それが過ぎると崖にかかった木の梯子段をよじ登る。F君のいっていた「役小角がこれを見たら嘆くだろう・・・・云々」はこれだったのだ。しかし当方“おじさん”としてはこれがなかったら多分引き返さざるを得なかっただろう。信仰が現代化したというか、レクリエーション化したというか、こうやって危険を少なくすることによって、この現代にドライブウェイもつけずに大衆信仰が生き延びていられるのだ と考えたらどだろう、F君。

あえぎながら梯子で急に高度を回復してゆく。振り返ると念仏山がだんだん目の下に沈んでゆき、その後ろから徐々に大日と稲村ヶ岳が顔を出してくる。またその左手に雄大な弥山が姿を見せている。

山上ヶ岳への道すがら振り向いて稲村方面を撮ったパノラマ写真。(画像クリック⇒拡大)右端に洞川がチラリと見える。(2009年注記)

もう少し、もう少しと自分に言い聞かせる。だが、手はだらしなくも岩や草や梯子の上の段をつかんでへっぴり腰。四つ足時代に大きくタイムスリップしたような錯覚に陥る。全く他人には見せられない、哀れな姿である。軍手はドロドロのビシャビシャ。

7:30。「稲村ヶ岳縦走口」に飛び出す。山上ヶ岳に出たのだ!! すぐ道を右手にとり、お花畑で写真をとる。絶景かな!! 稲村ヶ岳右遥か向うの低山にかかる雲海。そして何度見てもすばらしい大日、稲村ヶ岳。次に弥山、近畿最高峰・八経ヶ岳。更に左へ弁天の森ピーク(1,600m)、行者還岳(1,546m)など奥駆道の秀峰が並ぶ。
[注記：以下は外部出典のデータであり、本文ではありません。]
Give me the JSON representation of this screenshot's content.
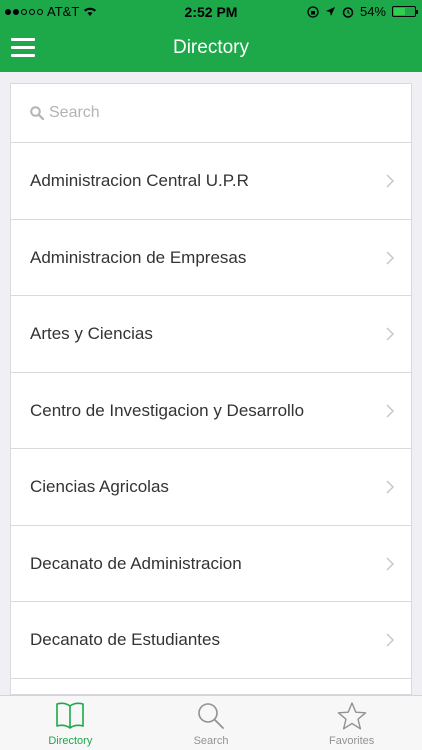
{
  "status_bar": {
    "carrier": "AT&T",
    "time": "2:52 PM",
    "battery": "54%",
    "battery_level": 0.54
  },
  "nav": {
    "title": "Directory",
    "menu_icon": "hamburger-menu-icon"
  },
  "search": {
    "placeholder": "Search",
    "value": ""
  },
  "directory": {
    "items": [
      {
        "label": "Administracion Central U.P.R"
      },
      {
        "label": "Administracion de Empresas"
      },
      {
        "label": "Artes y Ciencias"
      },
      {
        "label": "Centro de Investigacion y Desarrollo"
      },
      {
        "label": "Ciencias Agricolas"
      },
      {
        "label": "Decanato de Administracion"
      },
      {
        "label": "Decanato de Estudiantes"
      },
      {
        "label": ""
      }
    ]
  },
  "tabs": [
    {
      "label": "Directory",
      "icon": "book-icon",
      "active": true
    },
    {
      "label": "Search",
      "icon": "search-icon",
      "active": false
    },
    {
      "label": "Favorites",
      "icon": "star-icon",
      "active": false
    }
  ],
  "colors": {
    "accent": "#1da84a",
    "inactive": "#929292"
  }
}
ついでに自分の写真も通りすがりのヤングに撮ってもらい、100m向うの本堂へ。

本堂外陣は先般の建て替えの折りの発掘調査で貴重な遺物が発見されたことでつとに有名。内陣は信仰上の理由で発掘調査を許さないという。思ったより本堂は小さく、境内も小さい。付属の建物も殆どない。山岳宗教の本拠としてはかえってすっきりしていると言えるかも知れない。

本堂で手を合わせたあと、暫く休憩する。

南を見る。奥駆道の秀峰はきれいである。快晴。雲もあるが昨日のような意地悪い雲ではない。午前中は天気がよいという。山歩きは早起きし、午前中に歩くにしくはなし。ちなみに今、何とまだ8時。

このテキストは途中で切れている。